Overall this is an area where technological innovation must be explored.
Can artificial intelligence and machine learning (AI/ML) help tackle the problem?
I believe only large datasets with AI/ML technology applied are capable of unlocking the proactive modelling that is required to combat the problem of overcrowding. In doing so, AI/ML offers the promise of transforming the provision of acute services from the current reactive system to a proactive model.
To achieve this, we need a testable prediction tool for both demand on the ED and admission to in-patient areas. This would be the first step in building a system that optimises available resources to meet anticipated pressures with a consequent reduction in ED crowding and the harm this causes.
Such a solution would transform the delivery of care in EDs and go a long way to ensuring safe and timely patient care while minimising clinician burnout.
What role will tech play in this area in the future?
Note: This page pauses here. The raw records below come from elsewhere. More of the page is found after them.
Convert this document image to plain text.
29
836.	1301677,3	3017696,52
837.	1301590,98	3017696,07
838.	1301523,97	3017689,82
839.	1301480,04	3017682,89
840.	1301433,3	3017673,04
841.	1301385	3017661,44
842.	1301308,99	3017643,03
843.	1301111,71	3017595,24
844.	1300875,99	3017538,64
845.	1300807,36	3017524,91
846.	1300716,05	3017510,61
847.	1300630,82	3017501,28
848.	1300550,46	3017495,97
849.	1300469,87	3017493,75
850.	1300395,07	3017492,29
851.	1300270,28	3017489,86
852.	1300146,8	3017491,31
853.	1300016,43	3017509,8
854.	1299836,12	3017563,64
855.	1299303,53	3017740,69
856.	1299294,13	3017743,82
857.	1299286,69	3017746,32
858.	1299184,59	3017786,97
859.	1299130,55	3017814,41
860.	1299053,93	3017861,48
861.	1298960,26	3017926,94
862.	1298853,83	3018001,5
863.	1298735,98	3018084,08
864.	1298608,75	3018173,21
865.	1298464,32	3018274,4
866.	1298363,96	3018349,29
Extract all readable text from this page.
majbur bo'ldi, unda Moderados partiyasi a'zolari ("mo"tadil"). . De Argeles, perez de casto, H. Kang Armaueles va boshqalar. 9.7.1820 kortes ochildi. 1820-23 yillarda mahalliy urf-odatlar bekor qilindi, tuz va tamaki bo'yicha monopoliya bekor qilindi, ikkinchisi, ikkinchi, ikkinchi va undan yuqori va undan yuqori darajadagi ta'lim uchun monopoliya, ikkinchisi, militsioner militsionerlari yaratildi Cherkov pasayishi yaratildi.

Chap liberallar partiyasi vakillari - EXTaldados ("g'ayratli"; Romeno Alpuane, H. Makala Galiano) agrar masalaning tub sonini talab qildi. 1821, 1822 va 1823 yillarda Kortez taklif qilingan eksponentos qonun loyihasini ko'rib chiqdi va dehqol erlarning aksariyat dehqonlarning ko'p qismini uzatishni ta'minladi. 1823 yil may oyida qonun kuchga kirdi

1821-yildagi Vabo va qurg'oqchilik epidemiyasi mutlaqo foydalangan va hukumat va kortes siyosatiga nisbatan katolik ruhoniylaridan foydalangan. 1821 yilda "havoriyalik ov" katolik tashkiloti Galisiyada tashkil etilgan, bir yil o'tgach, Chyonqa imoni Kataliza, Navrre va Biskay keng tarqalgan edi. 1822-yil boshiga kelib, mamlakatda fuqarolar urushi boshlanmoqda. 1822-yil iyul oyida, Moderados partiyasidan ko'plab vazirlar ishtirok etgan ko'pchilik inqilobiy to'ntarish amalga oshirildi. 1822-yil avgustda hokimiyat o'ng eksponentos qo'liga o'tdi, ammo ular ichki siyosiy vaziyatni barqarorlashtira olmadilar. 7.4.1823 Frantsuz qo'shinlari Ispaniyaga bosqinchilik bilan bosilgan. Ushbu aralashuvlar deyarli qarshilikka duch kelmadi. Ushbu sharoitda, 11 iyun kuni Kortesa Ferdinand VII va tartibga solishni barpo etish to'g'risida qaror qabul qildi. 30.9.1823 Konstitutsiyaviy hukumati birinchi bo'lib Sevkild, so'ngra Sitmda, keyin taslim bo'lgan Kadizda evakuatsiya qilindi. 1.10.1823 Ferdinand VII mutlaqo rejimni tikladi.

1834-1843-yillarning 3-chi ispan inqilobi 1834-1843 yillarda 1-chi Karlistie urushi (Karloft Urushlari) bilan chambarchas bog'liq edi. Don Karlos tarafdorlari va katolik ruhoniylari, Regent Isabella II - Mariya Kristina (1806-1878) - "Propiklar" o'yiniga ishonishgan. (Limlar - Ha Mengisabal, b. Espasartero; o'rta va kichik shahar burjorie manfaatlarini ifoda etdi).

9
In the future, I see the advent of truly advanced digital health technologies also playing a role in revealing extremely rich, previously inaccessible information on the real-time physiological health (vital signs etc.) of patients, as well as their exact location in the hospital. This may one day inform ML-driven crowding models with this kind of data also, which could transform our understanding of what constitutes quality hospital care management for good.
ED crowding is therefore an issue in the healthcare landscape where desperate need for change is meeting huge potential for innovation, which is why now is the time to form an international consortium to capitalise on this convergence.
You're involved with electronRx, what are they doing in this field?
electronRx is a deep tech startup based in Cambridge, UK. They have an expert team of interdisciplinary scientists and engineers developing a range of novel technologies to revolutionise patient engagement and inform clinical decision making, taking a staunchly data-driven approach to transforming how we deliver healthcare and treat disease.
With electronRx, we are building out an international consortium of Emergency Medicine leaders who are all passionate about collaborating to tackle the long-standing, internationally recognised barrier to delivering high-quality patient care that is ED crowding.
Our project looks to harness their AI/ML prowess to extract the value lying dormant in a wealth of previously inaccessible healthcare insights across the entire hospital. Our goal is to develop a holistic, AI-driven solution that provides actionable insights with measurable outcomes to tackle ED crowding once and for all.